FLASHBACK
Hari-hari berlalu, dan perasaan terasing Nixie semakin dalam. Di kampus, dia melihat Sebastian, seorang pria yang sudah lama dia kagumi sejak masa sekolah karena Sebastian adalah kakak kelasnya.
Sebastian adalah tipikal pangeran tampan dengan senyum yang bisa melelehkan hati siapa pun.
Tapi seperti nasib yang selalu berpihak pada Tina, Sebastian juga tertarik pada kakak tirinya yang anggun dan sempurna.
Nixie melihat dari kejauhan saat Sebastian mengajak Tina keluar untuk makan siang.
Hatinya begitu marah dan semakin dendam pada Tina, namun dia tahu bahwa dia tidak bisa berbuat apa-apa.

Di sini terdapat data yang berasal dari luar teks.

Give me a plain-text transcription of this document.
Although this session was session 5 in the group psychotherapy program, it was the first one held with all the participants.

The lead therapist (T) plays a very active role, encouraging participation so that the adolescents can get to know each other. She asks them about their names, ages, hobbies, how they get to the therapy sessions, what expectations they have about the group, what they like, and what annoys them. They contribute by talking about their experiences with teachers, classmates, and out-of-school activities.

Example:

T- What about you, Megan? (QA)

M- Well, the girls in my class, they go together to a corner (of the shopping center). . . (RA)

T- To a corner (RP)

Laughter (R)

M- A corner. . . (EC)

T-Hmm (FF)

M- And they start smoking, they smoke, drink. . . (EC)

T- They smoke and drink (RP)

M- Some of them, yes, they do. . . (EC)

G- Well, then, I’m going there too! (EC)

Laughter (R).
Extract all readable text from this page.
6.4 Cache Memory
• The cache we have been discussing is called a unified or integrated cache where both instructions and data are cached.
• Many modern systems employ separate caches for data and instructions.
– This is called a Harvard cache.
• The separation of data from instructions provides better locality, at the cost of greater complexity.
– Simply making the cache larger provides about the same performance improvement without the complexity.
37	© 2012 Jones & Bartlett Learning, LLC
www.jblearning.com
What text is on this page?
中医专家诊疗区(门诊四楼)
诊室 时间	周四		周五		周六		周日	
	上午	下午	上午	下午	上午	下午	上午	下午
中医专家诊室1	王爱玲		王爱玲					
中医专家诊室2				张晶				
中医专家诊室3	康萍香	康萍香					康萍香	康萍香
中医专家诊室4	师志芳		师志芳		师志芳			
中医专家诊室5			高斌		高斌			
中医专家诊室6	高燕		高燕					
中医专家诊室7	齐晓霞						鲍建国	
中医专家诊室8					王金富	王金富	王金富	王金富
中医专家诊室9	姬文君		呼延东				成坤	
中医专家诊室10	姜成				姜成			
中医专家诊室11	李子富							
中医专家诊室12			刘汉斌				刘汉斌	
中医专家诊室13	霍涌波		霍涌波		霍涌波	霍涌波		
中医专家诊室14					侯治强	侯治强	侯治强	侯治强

Tina selalu mendapatkan yang terbaik, sementara Nixie hanya bisa melihat dan merasakan sakitnya.
*
*
Malam itu, Nixie kembali ke rumah dengan perasaan buruk. Di kamarnya yang kecil dan hangat, dia duduk di tepi ranjang, memandangi foto-foto lama bersama ayahnya.
Air matanya mengalir tanpa henti. Ia merindukan sosok ayahnya yang selalu membuatnya merasa istimewa.
Ayahnya selalu tahu bagaimana cara membuat Nixie merasa dicintai dan dihargai.
Saat tangisnya mereda, Nixie mendengar ketukan pelan di pintu kamarnya. Tina, kakak tirinya, masuk dengan wajah penuh senyum seolah mengejek kesedihannya.
"Nixie, kau baik-baik saja?" tanyanya dengan suara lembut namun Nixie selalu kesal mendengar suara lembut itu
Nixie mengangguk pelan. "Hmm, ada apa?" Nixie mengusap air matanya.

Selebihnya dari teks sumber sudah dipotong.